Trinity has plans to spend €860,000 on a refurbishment of the Rubrics and the Chief Steward’s House as part of a range of works on the College’s historic accommodation buildings.
The oldest building on campus, dating back to 1699, the Rubrics will be renovated “for residential and support uses”, according to a public tender seeking a design team. The Chief Steward’s House, located behind the Chapel, will also be converted to provide studio apartments and research accommodation for Fellows Emeriti.
The design team will include groups responsible for project management as well as quantity surveying, to control the cost of the refurbishment. In the public tender, the College estimated that the contract would be completed in 2022.
In an email statement to The University Times, the College Bursar, Veronica Campbell, said: “We are exploring the possibility of much needed refurbishment of the Rubrics and Chief Steward’s House, as referred to in the Estates Strategy that was approved by Board last September.”
She went on: “The overall ambition of the project is to improve staff residential accommodation, enhance research space for Fellows emeriti and take care of these two special buildings.
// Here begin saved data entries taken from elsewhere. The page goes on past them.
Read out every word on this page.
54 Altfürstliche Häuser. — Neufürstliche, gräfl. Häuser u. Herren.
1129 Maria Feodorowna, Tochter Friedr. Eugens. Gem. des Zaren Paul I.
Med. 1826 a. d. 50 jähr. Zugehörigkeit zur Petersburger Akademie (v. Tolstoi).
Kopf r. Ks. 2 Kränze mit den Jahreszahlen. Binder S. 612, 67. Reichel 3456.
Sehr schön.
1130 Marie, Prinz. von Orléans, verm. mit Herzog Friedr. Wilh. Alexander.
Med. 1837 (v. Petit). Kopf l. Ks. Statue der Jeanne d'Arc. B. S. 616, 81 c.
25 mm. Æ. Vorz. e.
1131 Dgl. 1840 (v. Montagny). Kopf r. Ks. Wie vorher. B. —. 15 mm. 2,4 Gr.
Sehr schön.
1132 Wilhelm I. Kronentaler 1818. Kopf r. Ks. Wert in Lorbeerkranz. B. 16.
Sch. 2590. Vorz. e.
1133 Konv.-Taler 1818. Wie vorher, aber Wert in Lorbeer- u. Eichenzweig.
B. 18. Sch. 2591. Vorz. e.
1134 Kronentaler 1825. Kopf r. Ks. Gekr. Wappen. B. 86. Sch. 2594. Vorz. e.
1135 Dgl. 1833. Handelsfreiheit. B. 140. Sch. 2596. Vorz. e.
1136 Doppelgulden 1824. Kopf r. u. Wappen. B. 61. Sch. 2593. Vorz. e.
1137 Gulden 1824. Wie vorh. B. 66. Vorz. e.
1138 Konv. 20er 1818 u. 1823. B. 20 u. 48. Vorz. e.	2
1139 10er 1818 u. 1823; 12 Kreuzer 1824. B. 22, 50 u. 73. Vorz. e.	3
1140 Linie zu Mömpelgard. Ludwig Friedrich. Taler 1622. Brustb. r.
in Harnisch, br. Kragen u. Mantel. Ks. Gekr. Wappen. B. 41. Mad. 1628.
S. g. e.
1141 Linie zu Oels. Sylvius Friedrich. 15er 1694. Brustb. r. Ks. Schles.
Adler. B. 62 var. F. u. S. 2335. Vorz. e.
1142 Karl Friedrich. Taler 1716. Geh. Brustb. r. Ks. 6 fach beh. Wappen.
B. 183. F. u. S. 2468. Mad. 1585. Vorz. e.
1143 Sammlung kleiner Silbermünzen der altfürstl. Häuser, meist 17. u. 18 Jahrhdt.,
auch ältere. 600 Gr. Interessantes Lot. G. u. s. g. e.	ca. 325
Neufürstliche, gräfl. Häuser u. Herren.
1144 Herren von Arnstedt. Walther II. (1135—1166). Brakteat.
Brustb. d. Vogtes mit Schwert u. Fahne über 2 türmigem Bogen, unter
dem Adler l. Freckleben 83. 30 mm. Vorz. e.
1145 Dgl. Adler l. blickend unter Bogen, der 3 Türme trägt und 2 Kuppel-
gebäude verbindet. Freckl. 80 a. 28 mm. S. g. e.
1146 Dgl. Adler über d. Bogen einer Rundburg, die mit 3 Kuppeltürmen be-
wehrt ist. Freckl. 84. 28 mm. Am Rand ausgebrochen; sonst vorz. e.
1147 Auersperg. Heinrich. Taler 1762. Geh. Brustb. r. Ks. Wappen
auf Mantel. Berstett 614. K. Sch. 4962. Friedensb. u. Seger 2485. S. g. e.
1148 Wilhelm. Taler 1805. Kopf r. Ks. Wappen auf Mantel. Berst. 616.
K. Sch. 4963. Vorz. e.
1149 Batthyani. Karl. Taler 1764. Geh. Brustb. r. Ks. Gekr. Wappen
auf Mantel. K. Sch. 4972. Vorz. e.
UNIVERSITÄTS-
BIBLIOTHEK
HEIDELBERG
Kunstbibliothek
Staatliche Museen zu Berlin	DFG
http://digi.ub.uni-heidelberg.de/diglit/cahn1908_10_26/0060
The overall business plan, timelines and logistics have not yet been finalised but are currently being developed.”
The Rubrics provided accommodation for at least 18 students until the summer of 2017, when they were taken out of service. The action was taken “pending a decision on the renovation of the building”, Anthony Dempsey, Trinity’s Head of Accommodation, said at the time. Though seven staff members remained in the building, no students have resided there for the last two years. Some rooms are now being used by the Student Counselling Service.
Dempsey previously told The University Times that “the future renovation of the Rubrics will be considered in the context of wider campus planning”. He acknowledged that the rising cost of on-campus accommodation would be used to finance the refurbishment of college accommodation and campus buildings, including the addition of new boilers and lifts.
Costing just under €5,000 in 2016, the accommodation is significantly cheaper than some of the other areas on campus. The building, which stretches across the square, is made up of Houses 22 to 26.
As student numbers and Dublin rental costs rise, Trinity has been under pressure to provide more accommodation. The College recently announced that alongside the new Business School, old houses belonging to Trinity on Pearse St would be redeveloped into student and staff accommodation.
Printing House Square, Trinity’s new purpose-built accommodation on the site of the old Oisín House, will be completed in the summer.